Langsam merkte ich meine Erschöpfung. Meine Gedanken zerfraßen mich innerlich. Schon seit ein paar Tagen konnte ich nicht mehr richtig schlafen. Ich ging jeden Tag zu meinen Boxclub und trainierte was das Zeug hält. Zudem hatte ich noch mehrere Geschäfte am laufen, die ich managte. Trotzdem war es nicht genug. Ich musste mehr geben und mir noch mehr Leute dazu holen. Ich hatte gute Kontakte mit anderen Clans. Vielleicht werde ich mal mit den Bossen reden und fragen, ob wir uns zusammen schließen. Gemeinsam wären wir alle stärker und mächtiger. Das ganze wollte ich eh nicht für immer machen. Lediglich meinen Frieden möchte ich bekommen und dann werde ich von hier weg gehen. Jemand anderes könnte dann meinen Platz einnehmen, das würde mich dann nicht mehr interessieren.

Kurze Zeit später kam Mitat wieder geduscht aus dem Badezimmer und unterbrach somit meine Gedanken. Logan lag immer noch schlafend auf dem Sofa. Wahrscheinlich würde er auch heute, durch die Narkose, nicht mehr wach werden.

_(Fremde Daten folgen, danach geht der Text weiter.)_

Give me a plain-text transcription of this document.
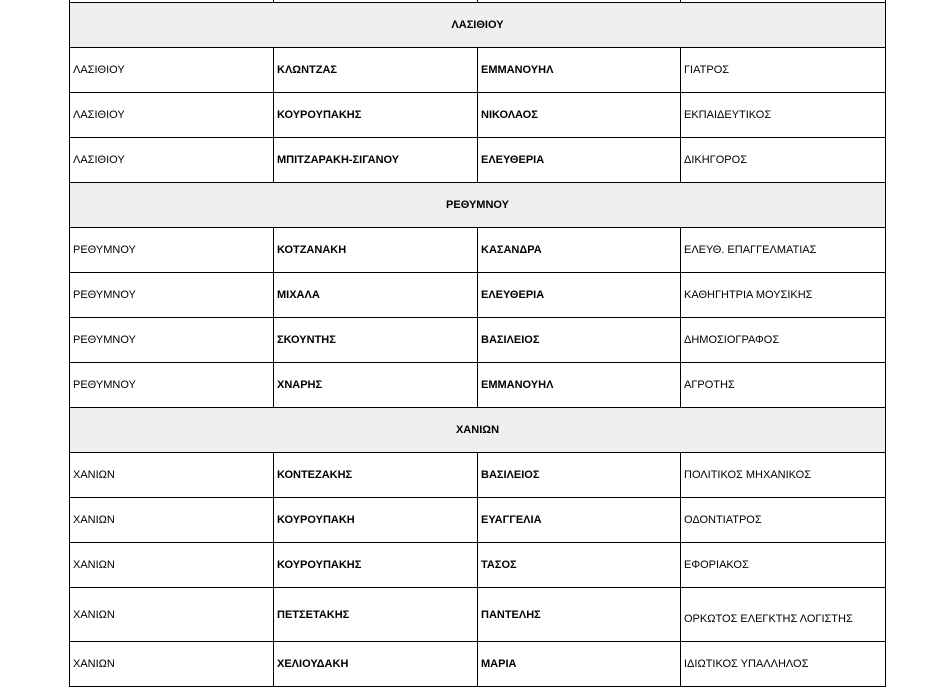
ΛΑΣΙΘΙΟΥ			
ΛΑΣΙΘΙΟΥ	ΚΛΩΝΤΖΑΣ	ΕΜΜΑΝΟΥΗΛ	ΓΙΑΤΡΟΣ
ΛΑΣΙΘΙΟΥ	ΚΟΥΡΟΥΠΑΚΗΣ	ΝΙΚΟΛΑΟΣ	ΕΚΠΑΙΔΕΥΤΙΚΟΣ
ΛΑΣΙΘΙΟΥ	ΜΠΙΤΖΑΡΑΚΗ-ΣΙΓΑΝΟΥ	ΕΛΕΥΘΕΡΙΑ	ΔΙΚΗΓΟΡΟΣ
ΡΕΘΥΜΝΟΥ			
ΡΕΘΥΜΝΟΥ	ΚΟΤΖΑΝΑΚΗ	ΚΑΣΑΝΔΡΑ	ΕΛΕΥΘ. ΕΠΑΓΓΕΛΜΑΤΙΑΣ
ΡΕΘΥΜΝΟΥ	ΜΙΧΑΛΑ	ΕΛΕΥΘΕΡΙΑ	ΚΑΘΗΓΗΤΡΙΑ ΜΟΥΣΙΚΗΣ
ΡΕΘΥΜΝΟΥ	ΣΚΟΥΝΤΗΣ	ΒΑΣΙΛΕΙΟΣ	ΔΗΜΟΣΙΟΓΡΑΦΟΣ
ΡΕΘΥΜΝΟΥ	ΧΝΑΡΗΣ	ΕΜΜΑΝΟΥΗΛ	ΑΓΡΟΤΗΣ
ΧΑΝΙΩΝ			
ΧΑΝΙΩΝ	ΚΟΝΤΕΖΑΚΗΣ	ΒΑΣΙΛΕΙΟΣ	ΠΟΛΙΤΙΚΟΣ ΜΗΧΑΝΙΚΟΣ
ΧΑΝΙΩΝ	ΚΟΥΡΟΥΠΑΚΗ	ΕΥΑΓΓΕΛΙΑ	ΟΔΟΝΤΙΑΤΡΟΣ
ΧΑΝΙΩΝ	ΚΟΥΡΟΥΠΑΚΗΣ	ΤΑΣΟΣ	ΕΦΟΡΙΑΚΟΣ
ΧΑΝΙΩΝ	ΠΕΤΣΕΤΑΚΗΣ	ΠΑΝΤΕΛΗΣ	ΟΡΚΩΤΟΣ ΕΛΕΓΚΤΗΣ ΛΟΓΙΣΤΗΣ
ΧΑΝΙΩΝ	ΧΕΛΙΟΥΔΑΚΗ	ΜΑΡΙΑ	ΙΔΙΩΤΙΚΟΣ ΥΠΑΛΛΗΛΟΣ
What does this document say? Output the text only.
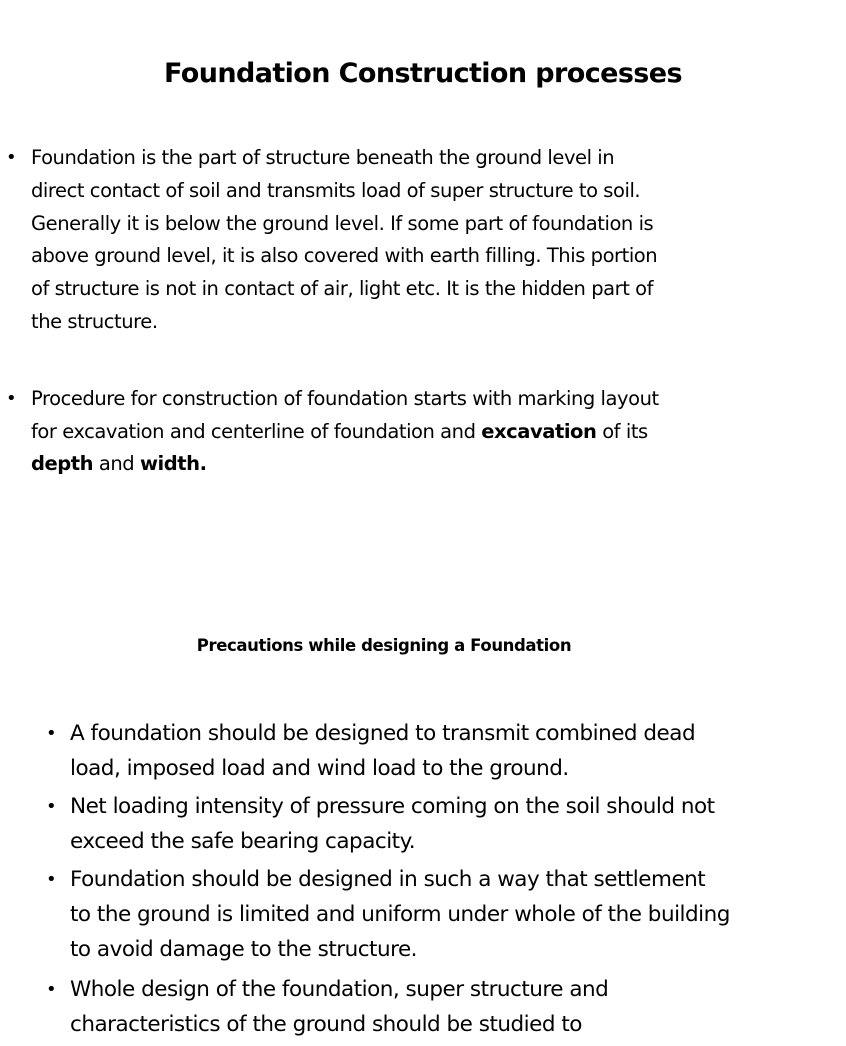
Foundation Construction processes
• Foundation is the part of structure beneath the ground level in direct contact of soil and transmits load of super structure to soil. Generally it is below the ground level. If some part of foundation is above ground level, it is also covered with earth filling. This portion of structure is not in contact of air, light etc. It is the hidden part of the structure.
• Procedure for construction of foundation starts with marking layout for excavation and centerline of foundation and excavation of its depth and width.
Precautions while designing a Foundation
• A foundation should be designed to transmit combined dead load, imposed load and wind load to the ground.
• Net loading intensity of pressure coming on the soil should not exceed the safe bearing capacity.
• Foundation should be designed in such a way that settlement to the ground is limited and uniform under whole of the building to avoid damage to the structure.
• Whole design of the foundation, super structure and characteristics of the ground should be studied to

Ich hatte Durst weswegen ich aufstand und zur Küche in die hintere linke Ecke der Wohnung ging. Ich nahm mir ein Glas aus dem Schrank oberhalb des Waschbeckens und schenkte mir Wasser ein.
Mitat kam ebenfalls hierher.

„Ich habe noch ein paar Dinge zu klären. Kann ich Logan für heute bei dir lassen Kumpel?", fragte ich ihn und lehnte mich an die Küchenzeile.

Er kam mir entgegen und nahm sich ebenfalls ein Glas Wasser. Seine schwarzen Haare waren durch die Dusche kreuz und quer verteilt.

„Ja klar. Ich muss ihn sowieso beobachten. Er hat viel Blut verloren aber sein Zustand hat sich schon verbessert."

Ich ging auf ihn zu und umarmte ihn brüderlich.
„Danke dir nochmal."

„Kein Ding. Für dich immer.", klopfte der schwarzhaarige mir auf die Schulter ehe ich mich nach draußen begab.

Bevor ich die Wohnung endgültig verließ, blickte ich nochmal zu Logan. Er würde es schaffen, da war ich beruhigt.

Unten in meinem Auto angekommen, rief ich erstmal alle Männer zu unserem Treffpunkt, eine Lagerhalle außerhalb der Stadt, zusammen. Ab heute würde ein andere Wind wehen. Wir würde uns besser aufstellen und härter trainieren. Ab heute würde es das Wort "Gnade" nicht mehr geben.